The chance of India winning toss is `3//4.` If it wins the toss, then its chance of victory is `4//5` otherwise it is only `1//2.` Then chance of India's vectory is

To find the chance of India winning the match, we can break down the problem into two cases based on whether India wins the toss or loses the toss. Let's denote: - \( P(T) \): Probability of India winning the toss = \( \frac{3}{4} \) - \( P(W|T) \): Probability of India winning the match given that it wins the toss = \( \frac{4}{5} \) - \( P(L) \): Probability of India losing the toss = \( 1 - P(T) = 1 - \frac{3}{4} = \frac{1}{4} \) - \( P(W|L) \): Probability of India winning the match given that it loses the toss = \( \frac{1}{2} \) Now, we can use the law of total probability to find the overall probability of India winning the match \( P(W) \): \[ P(W) = P(T) \cdot P(W|T) + P(L) \cdot P(W|L) \] Substituting the values we have: \[ P(W) = \left(\frac{3}{4}\right) \cdot \left(\frac{4}{5}\right) + \left(\frac{1}{4}\right) \cdot \left(\frac{1}{2}\right) \] Calculating each term: 1. For the first term: \[ \frac{3}{4} \cdot \frac{4}{5} = \frac{12}{20} = \frac{3}{5} \] 2. For the second term: \[ \frac{1}{4} \cdot \frac{1}{2} = \frac{1}{8} \] Now we need to add these two results together: To add \( \frac{3}{5} \) and \( \frac{1}{8} \), we need a common denominator.

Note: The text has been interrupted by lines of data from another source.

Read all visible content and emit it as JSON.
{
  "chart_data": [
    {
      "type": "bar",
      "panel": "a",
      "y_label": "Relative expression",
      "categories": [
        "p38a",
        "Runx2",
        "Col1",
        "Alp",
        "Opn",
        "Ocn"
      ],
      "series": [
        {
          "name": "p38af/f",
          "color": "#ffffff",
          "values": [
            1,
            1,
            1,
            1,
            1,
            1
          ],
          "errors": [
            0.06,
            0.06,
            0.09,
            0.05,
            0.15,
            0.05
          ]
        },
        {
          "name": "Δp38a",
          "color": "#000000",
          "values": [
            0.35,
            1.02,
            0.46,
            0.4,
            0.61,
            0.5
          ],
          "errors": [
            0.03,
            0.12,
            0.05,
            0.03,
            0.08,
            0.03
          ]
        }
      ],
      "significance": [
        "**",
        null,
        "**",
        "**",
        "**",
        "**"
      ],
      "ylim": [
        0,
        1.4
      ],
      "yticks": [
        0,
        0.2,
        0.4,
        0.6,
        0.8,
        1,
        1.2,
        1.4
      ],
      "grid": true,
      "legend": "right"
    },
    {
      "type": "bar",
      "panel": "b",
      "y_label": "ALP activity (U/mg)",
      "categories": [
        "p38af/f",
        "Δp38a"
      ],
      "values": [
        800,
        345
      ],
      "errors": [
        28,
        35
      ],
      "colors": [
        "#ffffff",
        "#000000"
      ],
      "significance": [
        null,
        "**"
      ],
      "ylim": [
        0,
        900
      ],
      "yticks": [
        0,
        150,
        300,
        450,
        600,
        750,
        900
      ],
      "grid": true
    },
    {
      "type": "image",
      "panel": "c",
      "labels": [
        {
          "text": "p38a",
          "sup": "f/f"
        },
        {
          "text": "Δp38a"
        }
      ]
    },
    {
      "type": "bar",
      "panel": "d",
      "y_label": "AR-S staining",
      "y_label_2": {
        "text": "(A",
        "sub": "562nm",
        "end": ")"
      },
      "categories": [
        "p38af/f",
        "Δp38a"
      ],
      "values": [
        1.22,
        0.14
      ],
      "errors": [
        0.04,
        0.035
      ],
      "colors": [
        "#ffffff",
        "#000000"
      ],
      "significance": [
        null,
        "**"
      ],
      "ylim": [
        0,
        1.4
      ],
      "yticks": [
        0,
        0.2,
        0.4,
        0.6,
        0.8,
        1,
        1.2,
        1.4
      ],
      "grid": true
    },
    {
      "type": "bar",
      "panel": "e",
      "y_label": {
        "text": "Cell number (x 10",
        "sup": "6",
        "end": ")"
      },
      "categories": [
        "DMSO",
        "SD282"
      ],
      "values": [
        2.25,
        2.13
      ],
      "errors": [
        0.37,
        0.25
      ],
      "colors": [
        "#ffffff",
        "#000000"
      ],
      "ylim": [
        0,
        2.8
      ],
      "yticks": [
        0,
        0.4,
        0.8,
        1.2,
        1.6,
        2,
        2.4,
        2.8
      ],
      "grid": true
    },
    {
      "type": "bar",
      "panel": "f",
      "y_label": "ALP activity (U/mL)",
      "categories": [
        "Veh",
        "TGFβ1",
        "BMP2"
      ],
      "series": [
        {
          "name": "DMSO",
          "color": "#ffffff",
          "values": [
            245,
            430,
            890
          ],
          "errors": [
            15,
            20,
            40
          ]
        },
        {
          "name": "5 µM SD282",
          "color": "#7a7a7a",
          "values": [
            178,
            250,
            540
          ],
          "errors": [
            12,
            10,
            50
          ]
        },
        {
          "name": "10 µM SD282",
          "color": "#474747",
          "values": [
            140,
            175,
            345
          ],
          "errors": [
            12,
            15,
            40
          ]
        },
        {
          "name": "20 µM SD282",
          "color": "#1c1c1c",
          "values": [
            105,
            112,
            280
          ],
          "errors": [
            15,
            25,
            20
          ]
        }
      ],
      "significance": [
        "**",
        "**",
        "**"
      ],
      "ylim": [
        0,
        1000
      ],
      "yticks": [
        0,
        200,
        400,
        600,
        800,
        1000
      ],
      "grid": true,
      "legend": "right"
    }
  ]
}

The least common multiple of 5 and 8 is 40. Converting each fraction: \[ \frac{3}{5} = \frac{3 \times 8}{5 \times 8} = \frac{24}{40} \] \[ \frac{1}{8} = \frac{1 \times 5}{8 \times 5} = \frac{5}{40} \] Now we can add them: \[ P(W) = \frac{24}{40} + \frac{5}{40} = \frac{29}{40} \] Thus, the chance of India winning the match is: \[ \frac{29}{40} \] ### Final Answer: The chance of India's victory is \( \frac{29}{40} \).